Par ailleurs, la question peut être envisagée sous l’angle de l’exorégulation du temps (comme d’ailleurs de l’espace) médiéval : si l’on observe que le temps « inférieur » (celui auquel sont affectés les dominés) est un temps répétitif et borné (calendrier sanctoral) tandis que le temps « supérieur » (celui des dominants) est un temps ouvert, polarisé mais indéterminé et dont la connaissance qualifie justement celui qui domine, dieu (Jugement dernier) ou l’Église (dates de Pâques) – raison pour laquelle l’Église pourchasse vivement les pratiques de divination –, alors on pourrait considérer que la mise en liste d’objets temporels pourrait revenir à graver dans le marbre des rythmes de mouvement ou de rituel. Par conséquent, l’efficacité du contrôle par le biais des listes ne se réduirait pas seulement à la capacité mémorielle de l’écrit mais à leur capacité à mobiliser, pour la dépasser, la structure duale de la temporalité médiévale. La notion de causalité (première/seconde : cf., entre autres, I. Rosier-Catach) dans l’histoire et les actions des hommes paraît ici centrale : la liste qui fabrique du temps permet-elle de penser cette causalité première des choses, source dont la connaissance garantit là encore un pouvoir ? Beaucoup des textes dits littéraires mettent à la question cette causalité au moyen de l’incorporation de listes fabriquant du temps (problème des listes de villes, des généalogies dans les corpus du Graal… qui dé parentalisent et « mettent dans le temps supérieur » plus qu’elles ne célèbrent la parenté).

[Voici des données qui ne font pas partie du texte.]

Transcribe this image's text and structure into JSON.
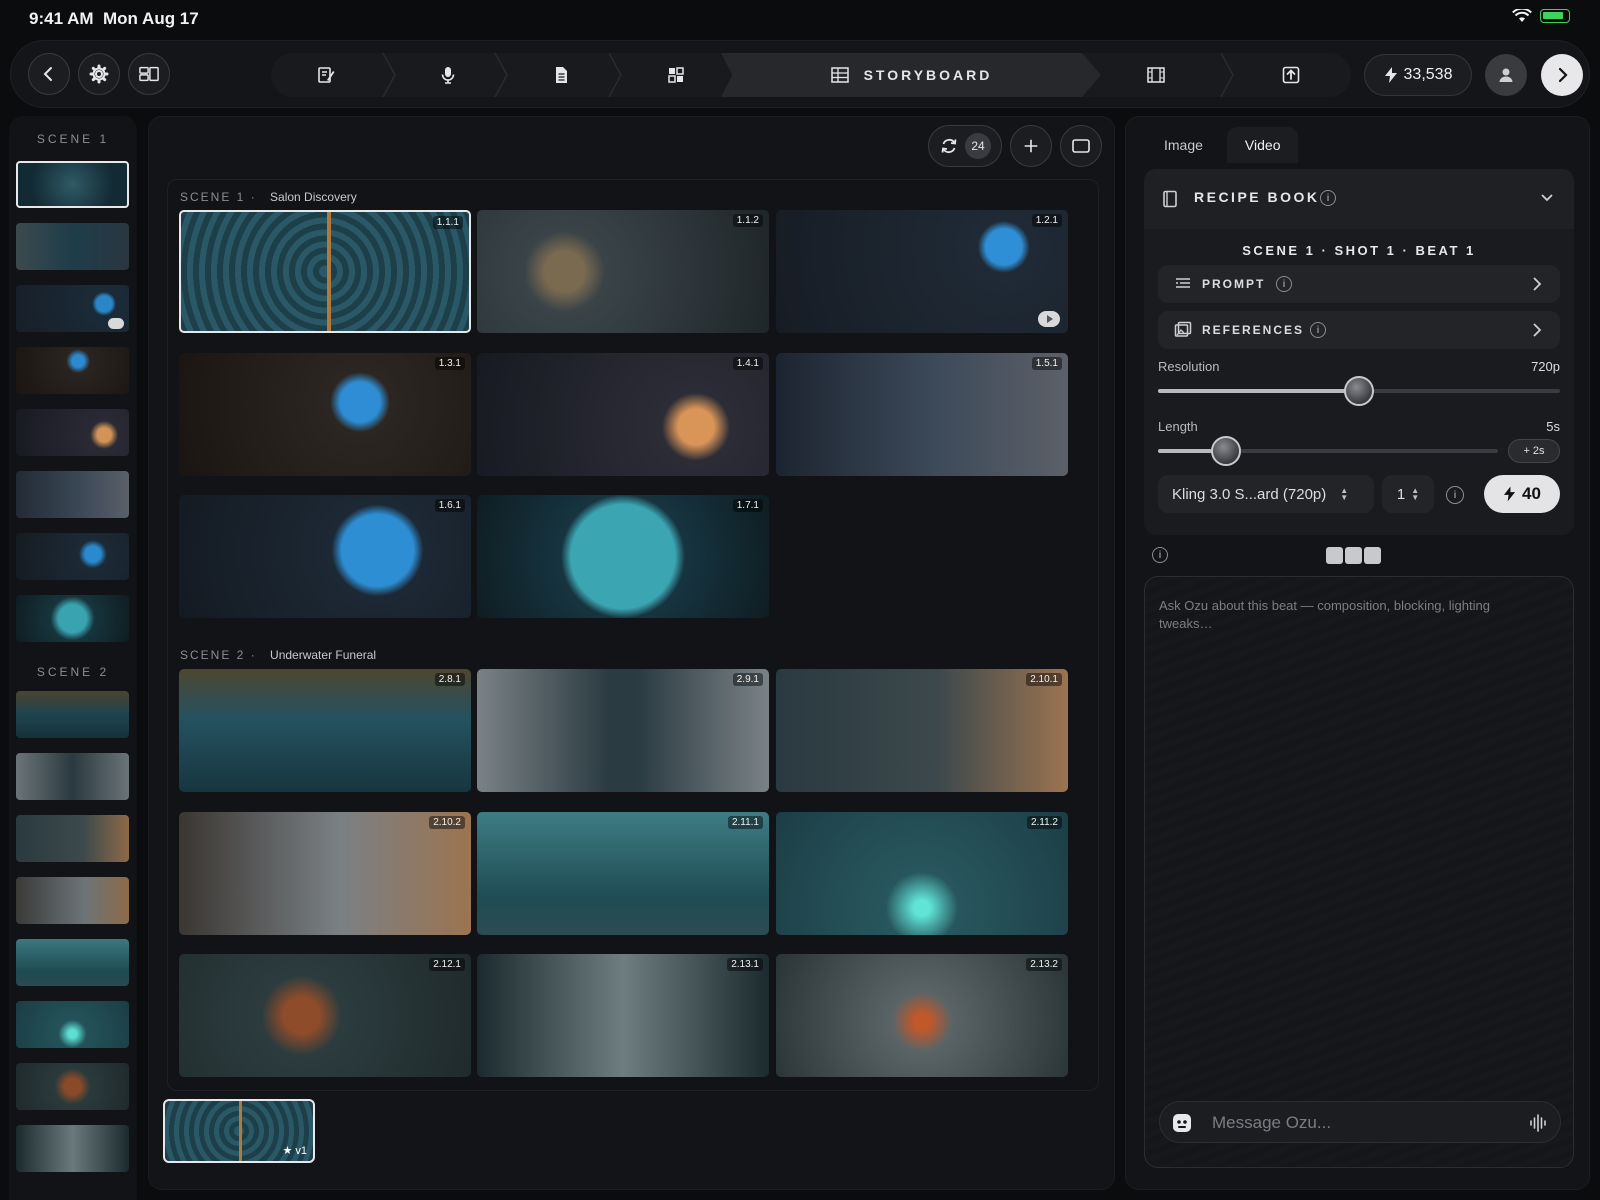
{
  "status": {
    "time": "9:41 AM",
    "date": "Mon Aug 17"
  },
  "toolbar": {
    "active_stage_label": "STORYBOARD",
    "credits": "33,538"
  },
  "left_rail": {
    "scene1_label": "SCENE 1",
    "scene2_label": "SCENE 2"
  },
  "center": {
    "regen_count": "24",
    "scenes": [
      {
        "label": "SCENE 1",
        "name": "Salon Discovery",
        "tiles": [
          "1.1.1",
          "1.1.2",
          "1.2.1",
          "1.3.1",
          "1.4.1",
          "1.5.1",
          "1.6.1",
          "1.7.1"
        ]
      },
      {
        "label": "SCENE 2",
        "name": "Underwater Funeral",
        "tiles": [
          "2.8.1",
          "2.9.1",
          "2.10.1",
          "2.10.2",
          "2.11.1",
          "2.11.2",
          "2.12.1",
          "2.13.1",
          "2.13.2"
        ]
      }
    ],
    "version_label": "v1"
  },
  "right_panel": {
    "tabs": [
      "Image",
      "Video"
    ],
    "active_tab": "Video",
    "recipe_title": "RECIPE BOOK",
    "shot_title": "SCENE 1 · SHOT 1 · BEAT 1",
    "prompt_label": "PROMPT",
    "references_label": "REFERENCES",
    "resolution_label": "Resolution",
    "resolution_value": "720p",
    "resolution_fraction": 0.5,
    "length_label": "Length",
    "length_value": "5s",
    "length_fraction": 0.2,
    "length_add": "+ 2s",
    "model": "Kling 3.0 S...ard (720p)",
    "quantity": "1",
    "cost": "40",
    "chat_placeholder": "Ask Ozu about this beat — composition, blocking, lighting tweaks…",
    "message_placeholder": "Message Ozu..."
  }
}
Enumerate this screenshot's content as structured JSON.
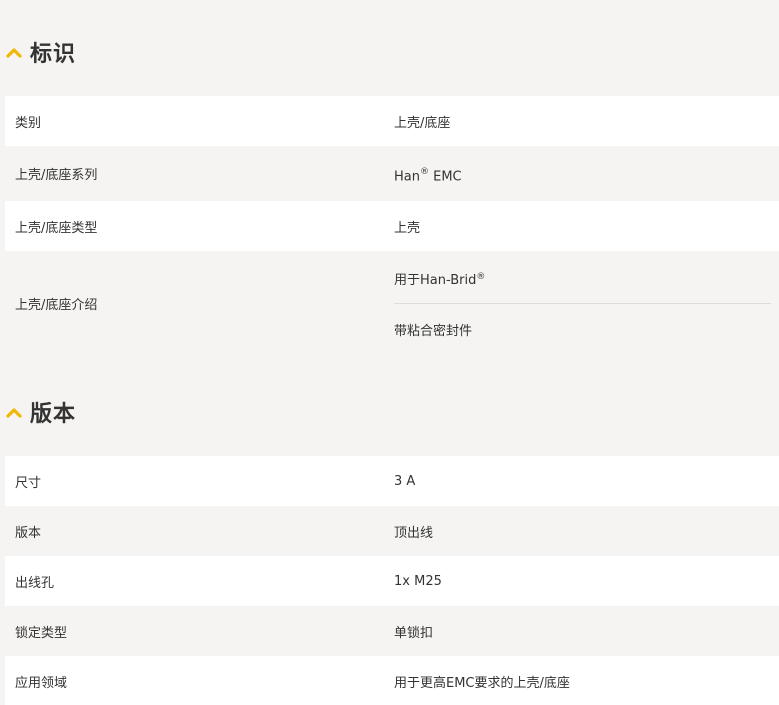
{
  "colors": {
    "accent": "#f2b705",
    "row_white": "#ffffff",
    "row_grey": "#f5f4f2"
  },
  "sections": [
    {
      "title": "标识",
      "icon": "chevron-up-icon",
      "rows": [
        {
          "label": "类别",
          "value": "上壳/底座"
        },
        {
          "label": "上壳/底座系列",
          "value": "Han",
          "value_sup": "®",
          "value_suffix": " EMC"
        },
        {
          "label": "上壳/底座类型",
          "value": "上壳"
        },
        {
          "label": "上壳/底座介绍",
          "values": [
            {
              "text": "用于Han-Brid",
              "sup": "®"
            },
            {
              "text": "带粘合密封件"
            }
          ]
        }
      ]
    },
    {
      "title": "版本",
      "icon": "chevron-up-icon",
      "rows": [
        {
          "label": "尺寸",
          "value": "3 A"
        },
        {
          "label": "版本",
          "value": "顶出线"
        },
        {
          "label": "出线孔",
          "value": "1x M25"
        },
        {
          "label": "锁定类型",
          "value": "单锁扣"
        },
        {
          "label": "应用领域",
          "value": "用于更高EMC要求的上壳/底座"
        }
      ]
    }
  ]
}
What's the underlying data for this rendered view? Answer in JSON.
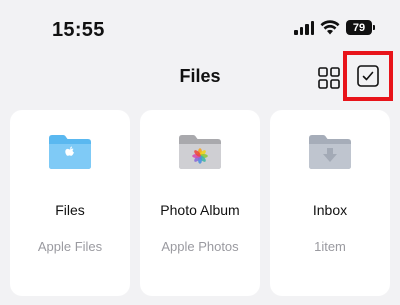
{
  "status_bar": {
    "time": "15:55",
    "battery": "79",
    "icons": [
      "signal-icon",
      "wifi-icon",
      "battery-icon"
    ]
  },
  "nav": {
    "title": "Files",
    "grid_icon": "grid-icon",
    "select_icon": "checkbox-icon",
    "highlight_color": "#e8141a"
  },
  "cards": [
    {
      "title": "Files",
      "subtitle": "Apple Files",
      "icon": "apple-folder-icon",
      "folder_color": "#5ab8f0"
    },
    {
      "title": "Photo Album",
      "subtitle": "Apple Photos",
      "icon": "photos-folder-icon",
      "folder_color": "#b9b9bd"
    },
    {
      "title": "Inbox",
      "subtitle": "1item",
      "icon": "inbox-folder-icon",
      "folder_color": "#b3b9c4"
    }
  ]
}
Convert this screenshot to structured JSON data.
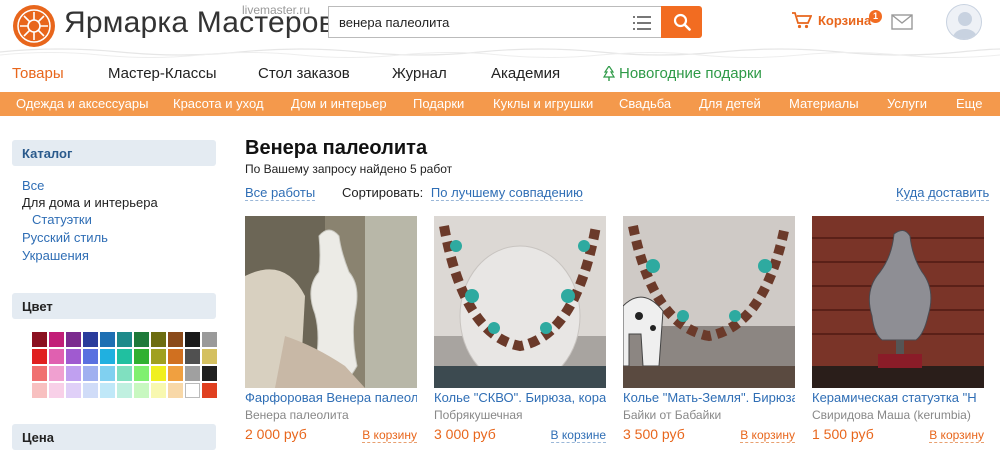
{
  "header": {
    "logo_text": "Ярмарка Мастеров",
    "logo_sub": "livemaster.ru",
    "search_value": "венера палеолита",
    "cart_label": "Корзина",
    "cart_count": "1"
  },
  "main_nav": {
    "items": [
      "Товары",
      "Мастер-Классы",
      "Стол заказов",
      "Журнал",
      "Академия",
      "Новогодние подарки"
    ]
  },
  "categories": [
    "Одежда и аксессуары",
    "Красота и уход",
    "Дом и интерьер",
    "Подарки",
    "Куклы и игрушки",
    "Свадьба",
    "Для детей",
    "Материалы",
    "Услуги",
    "Еще"
  ],
  "sidebar": {
    "catalog_title": "Каталог",
    "catalog_links": [
      "Все",
      "Для дома и интерьера",
      "Статуэтки",
      "Русский стиль",
      "Украшения"
    ],
    "color_title": "Цвет",
    "price_title": "Цена",
    "colors": [
      "#8b1020",
      "#c21e78",
      "#7b2a8e",
      "#2a3c9c",
      "#1e6fb3",
      "#1e8a8a",
      "#1e7a3a",
      "#6d6d10",
      "#8a4a1a",
      "#1a1a1a",
      "#9a9a9a",
      "#e02020",
      "#e060b0",
      "#a05ad0",
      "#5a70e0",
      "#20b0e0",
      "#20c0a0",
      "#30b030",
      "#a0a020",
      "#d07020",
      "#505050",
      "#d4c060",
      "#f07070",
      "#f0a0d0",
      "#c0a0f0",
      "#a0b0f0",
      "#80d0f0",
      "#80e0c0",
      "#80f070",
      "#f0f020",
      "#f0a040",
      "#a0a0a0",
      "#202020",
      "#f8c0c0",
      "#f8d0e8",
      "#e0d0f8",
      "#d0dcf8",
      "#c0e8f8",
      "#c0f0e0",
      "#c8f8c0",
      "#f8f8b0",
      "#f8d8a8",
      "#ffffff",
      "#e04020"
    ]
  },
  "content": {
    "title": "Венера палеолита",
    "results": "По Вашему запросу найдено 5 работ",
    "all_works": "Все работы",
    "sort_label": "Сортировать:",
    "sort_value": "По лучшему совпадению",
    "delivery": "Куда доставить"
  },
  "products": [
    {
      "name": "Фарфоровая Венера палеолита",
      "shop": "Венера палеолита",
      "price": "2 000 руб",
      "action": "В корзину"
    },
    {
      "name": "Колье \"СКВО\". Бирюза, кораллы",
      "shop": "Побрякушечная",
      "price": "3 000 руб",
      "action": "В корзине"
    },
    {
      "name": "Колье \"Мать-Земля\". Бирюза",
      "shop": "Байки от Бабайки",
      "price": "3 500 руб",
      "action": "В корзину"
    },
    {
      "name": "Керамическая статуэтка \"Н",
      "shop": "Свиридова Маша (kerumbia)",
      "price": "1 500 руб",
      "action": "В корзину"
    }
  ]
}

C’est sous cet angle que les effets de réécriture mentionnés au point 2 pourraient aussi faire sens, tandis qu’inversement, la possibilité offerte par la liste (et qu’avait bien soulignée J. Goody) d’une lecture non linéaire, à partir de n’importe quel point et dans n’importe quelle direction, pourrait être considérée comme un moyen d’échapper à la linéarité du temps, à laquelle étaient soumis les dépendants (calendrier des redevances, sanctoral, calendrier des travaux agricoles, etc.), eux. Ce faisant, la liste serait ainsi une technique intellectuelle dotée de propriétés idéologiques. Ce troisième axe de réflexion correspond particulièrement bien à certains textes dits littéraires des XIIe et début XIIIe siècles, qui par l’évolution de leurs formes (passage vers-prose, travail sur le genre de l’historia et de la chronique, intégration de la dimension temporelle « supérieure », donc spirituelle, particulièrement visible dans le corpus du Graal après le XIIe siècle, problème spécifique de l’intégration de la forme cyclique…) montrent qu’un autre groupe social que l’aristocratie ecclésiastique au sens large s’intéresse et travaille dans ses propres productions à cet accaparement de la liste comme produisant un temps « supérieur » : dans ce cas précis, cet axe permettrait de continuer à penser, au-delà des catégories littéraires/non littéraires, la circulation de formes comme la liste (et ses pouvoirs) entre corpus ecclésiastique et par exemple corpus aristocratique laïc pour ce type particulier de textes « littéraires ».